My point is that it is easy to fall into these traps whereby you have so much staked on a position on a single issue that it no longer matters what the reality is. This was the case for many supporters of the war, although, ironically, the Weekly Standard was not one of them - as Chait points out in an earlier article, neoconservatives (Kristol especially) were early critics of the way the administration was handling the war. What's more - among reasonable commentators - it has often been the converts to the anti-war position who have been most strident in refusing to budge. Perhaps its a "we won't get fooled again" mentality, I don't really know. But like Sullivan, Dreher and Drezner, TNR fits into this category. I don't particularly think they are anti-military - the other three cited above aren't - bud I do think they became so invested in their new position on Iraq that, whether they realized it or not, Beauchamp's fiction just seemed to fit their mold of the Iraq war and how soldiers act in that specific war - as if there is something intrinsic to the Iraq war that makes it more evil and corrupting than other wars. And so we got Scott Thomas, Baghdad Diarist, fabulist.

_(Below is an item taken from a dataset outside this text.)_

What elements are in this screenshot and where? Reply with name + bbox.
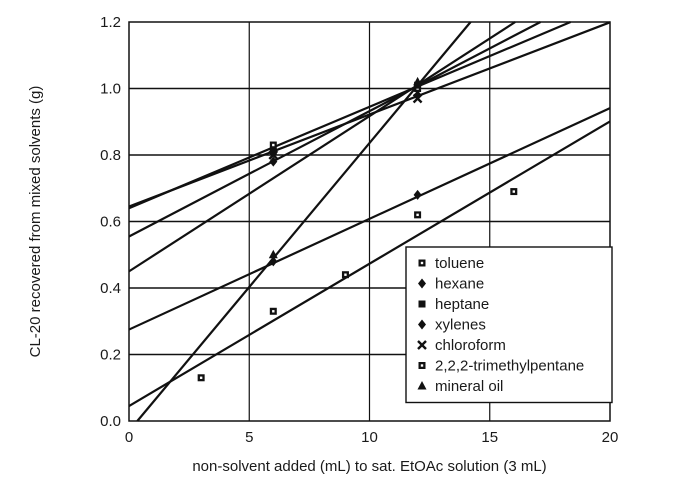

Wednesday, August 01, 2007

A Useful Reminder

Over at The Plank, Jonathan Chait bemoans the sale of the Wall Street Journal to Rupert Murdoch. I don't want to be too critical of Chait and The Plank since they're having one of their better days, but I thought I'd address this part of his lament:
If you want to learn about business lobbying or the details of a tax bill, there's no better source. The commitment of the Journal's newswriters to fair political reporting routinely infuriates the rabid partisans of the editorial page.
Here's a useful reminder, from a 2004 study by researchers at UCLA and University of Missouri (emphasis mine):
One surprise is the Wall Street Journal, which we find as the most liberal of all 20 news outlets. We should first remind readers that this estimate (as well as all other newspaper estimates) refers only to the news of the Wall Street Journal; we omitted all data that came from its editorial page. If we included data from the editorial page, surely it would appear more conservative.

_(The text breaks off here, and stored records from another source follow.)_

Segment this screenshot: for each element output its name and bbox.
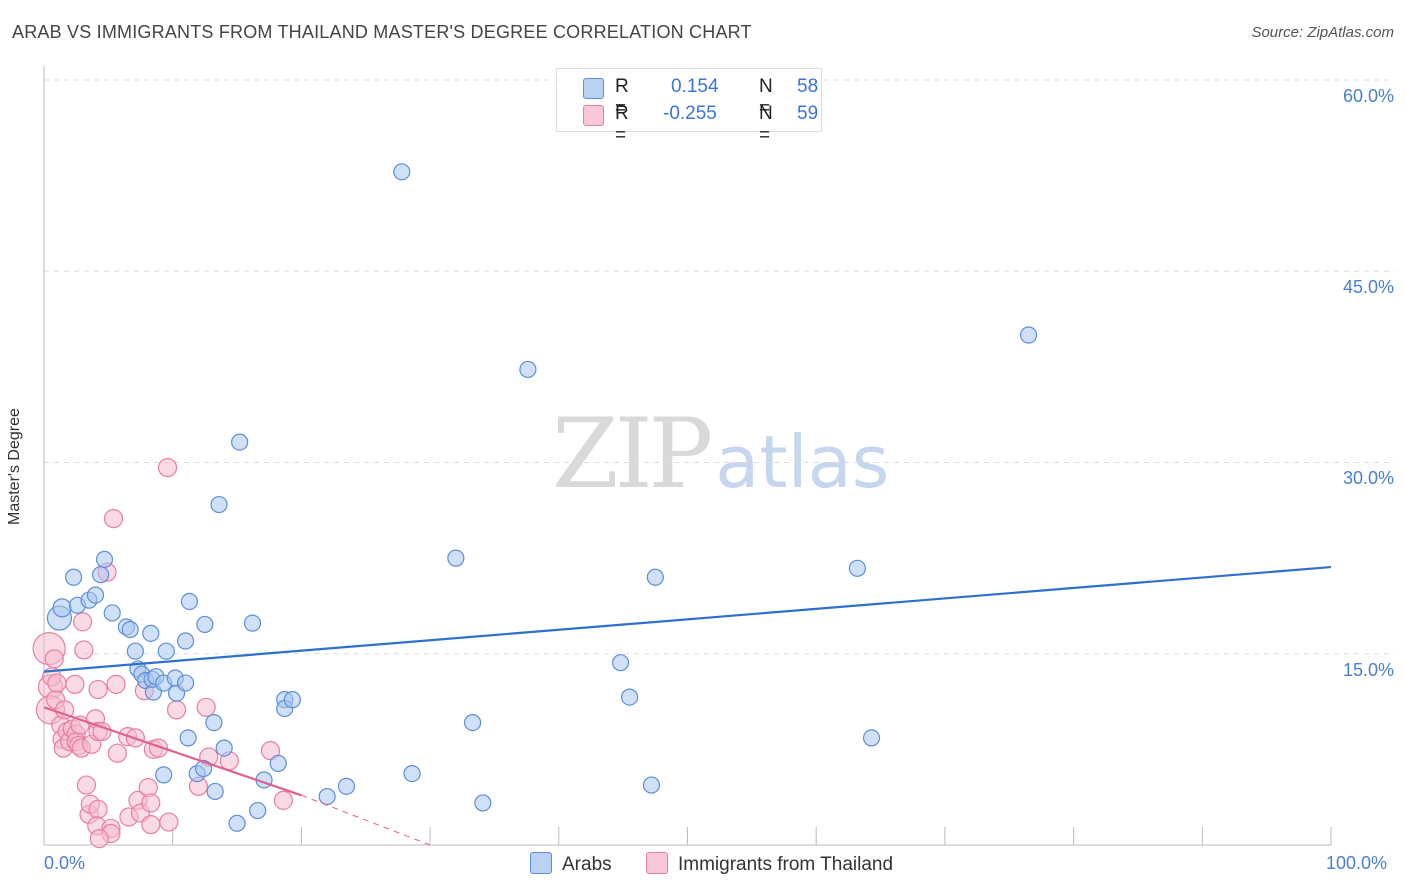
thailand-point	[92, 721, 112, 742]
thailand-point	[148, 738, 169, 758]
arab-point	[155, 766, 173, 784]
arab-point	[176, 674, 195, 692]
arab-point	[231, 433, 249, 451]
arab-point	[194, 759, 213, 778]
arab-point	[121, 620, 139, 639]
trend-lines	[43, 565, 1332, 846]
thailand-trend-extension	[301, 794, 431, 846]
arab-point	[228, 814, 246, 832]
arab-point	[283, 691, 301, 709]
arab-point	[1019, 326, 1038, 344]
r-label: R =	[615, 103, 629, 146]
y-tick-label-45: 45.0%	[1342, 277, 1394, 297]
arab-point	[210, 495, 228, 514]
source-label: Source: ZipAtlas.com	[1251, 24, 1394, 41]
arab-point	[95, 550, 114, 569]
arab-point	[92, 566, 110, 584]
thailand-point	[76, 775, 97, 795]
thailand-point	[89, 829, 109, 849]
arab-point	[620, 688, 639, 706]
arabs-swatch	[583, 78, 604, 99]
arab-point	[180, 592, 199, 611]
arab-point	[86, 586, 105, 604]
r-value: -0.255	[663, 103, 717, 124]
arab-point	[611, 654, 630, 672]
thailand-point	[54, 700, 75, 720]
arab-point	[142, 624, 160, 642]
arab-point	[205, 713, 223, 732]
thailand-point	[73, 612, 93, 632]
arab-point	[463, 713, 482, 732]
thailand-trend-line	[43, 706, 302, 797]
arab-point	[65, 568, 83, 586]
arab-point	[318, 787, 336, 806]
arab-point	[126, 642, 144, 660]
arab-point	[269, 754, 287, 773]
arab-point	[519, 360, 537, 379]
thailand-point	[47, 673, 67, 693]
thailand-point	[65, 674, 85, 694]
arab-point	[206, 782, 224, 801]
thailand-swatch	[583, 105, 604, 126]
arab-point	[103, 604, 121, 622]
axes	[43, 66, 1332, 846]
arab-point	[249, 801, 267, 820]
thailand-point	[74, 640, 94, 660]
arab-point	[157, 642, 175, 660]
x-tick-label-0: 0.0%	[44, 853, 86, 873]
arab-point	[447, 549, 465, 567]
arab-point	[337, 777, 356, 795]
y-tick-label-30: 30.0%	[1342, 468, 1394, 488]
grid-lines	[44, 79, 1395, 655]
thailand-legend-swatch	[646, 852, 668, 874]
arab-point	[176, 632, 195, 650]
n-label: N =	[759, 76, 773, 119]
zipatlas-watermark: ZIPatlas	[552, 398, 889, 510]
thailand-point	[141, 793, 161, 813]
arab-point	[52, 598, 72, 618]
arab-point	[403, 764, 421, 783]
bottom-legend-thailand: Immigrants from Thailand	[646, 852, 893, 876]
r-label: R =	[615, 76, 629, 119]
arab-point	[215, 739, 233, 757]
bottom-legend-arabs: Arabs	[530, 852, 612, 876]
thailand-point	[107, 743, 127, 763]
arab-point	[862, 729, 881, 747]
thailand-point	[196, 697, 216, 717]
arab-point	[179, 729, 197, 747]
arabs-legend-label: Arabs	[562, 854, 612, 875]
thailand-point	[106, 674, 126, 694]
arab-point	[848, 559, 866, 577]
thailand-point	[157, 458, 178, 478]
arab-point	[243, 614, 262, 632]
thailand-point	[141, 814, 161, 835]
arab-point	[646, 568, 664, 586]
thailand-point	[159, 812, 179, 832]
thailand-point	[88, 799, 108, 819]
arab-point	[393, 163, 411, 181]
arabs-legend-swatch	[530, 852, 552, 874]
r-value: 0.154	[671, 76, 719, 97]
n-label: N =	[759, 103, 773, 146]
y-tick-label-60: 60.0%	[1342, 86, 1394, 106]
arab-point	[196, 615, 214, 634]
arabs-trend-line	[43, 565, 1332, 673]
arab-point	[642, 776, 661, 794]
chart-title: ARAB VS IMMIGRANTS FROM THAILAND MASTER'…	[12, 22, 752, 42]
thailand-point	[44, 649, 64, 669]
y-tick-label-15: 15.0%	[1342, 660, 1394, 680]
thailand-point	[88, 679, 108, 700]
thailand-point	[166, 700, 187, 720]
x-tick-label-100: 100.0%	[1326, 853, 1388, 873]
arabs-points	[46, 163, 1038, 832]
correlation-legend: R = 0.154 N = 58 R = -0.255 N = 59	[556, 68, 822, 146]
arab-point	[474, 794, 492, 812]
watermark-zip: ZIP	[552, 398, 713, 510]
n-value: 59	[797, 103, 819, 124]
n-value: 58	[797, 76, 819, 97]
thailand-point	[103, 508, 124, 529]
thailand-legend-label: Immigrants from Thailand	[678, 854, 894, 875]
thailand-point	[273, 790, 293, 810]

Second, some anecdotal evidence agrees with our result. For instance, Reed Irvine and Cliff Kincaid (2001) note that “The Journal has had a long-standing separation between its conservative editorial pages and its liberal news pages.” Paul Sperry, in an article titled the “Myth of the Conservative Wall Street Journal,” notes that the news division of the Journal sometimes calls the editorial division “Nazis.” “Fact is,” Sperry writes, “the Journal’s news and editorial departments are as politically polarized as North and
South Korea.”

Third, a recent poll from the Pew Research Center indicates that a greater percentage of Democrats, 29%, say they trust the Journal than do Republicans, 23%. Importantly, the question did not say “the news division at the Wall Street Journal.” If it had, Democrats surely would have said they trusted the Journal even more, and Republicans even less.

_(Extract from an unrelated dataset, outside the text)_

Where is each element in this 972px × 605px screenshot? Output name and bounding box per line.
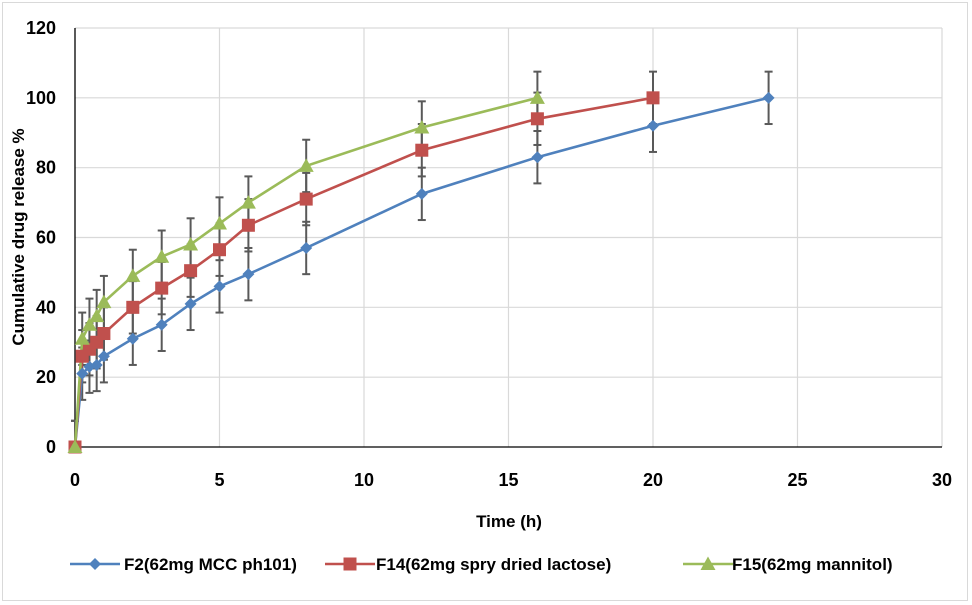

Finally, and perhaps most important, a scholarly study—by Lott and Hasset (2004)—gives evidence that is consistent with our result. As far as we are aware this is the only other study that examines the political bias of the news pages of the Wall Street Journal. Of the ten major newspapers that it examines, the study estimates the Wall Street Journal as the second-most liberal. Only Newsday is more liberal, and the Journal is substantially more liberal than the New York Times, Washington Post, L.A. Times, and USA Today.
Just something to keep in mind. Despite Chait's best attempts to make it seem that way, the Journal's news staff is hardly the centrist, independent, non-ideological newsmen trying to keep the folks at the editorial page in line. No question the editorial page leans conservative, but let's get the rest of the story as well.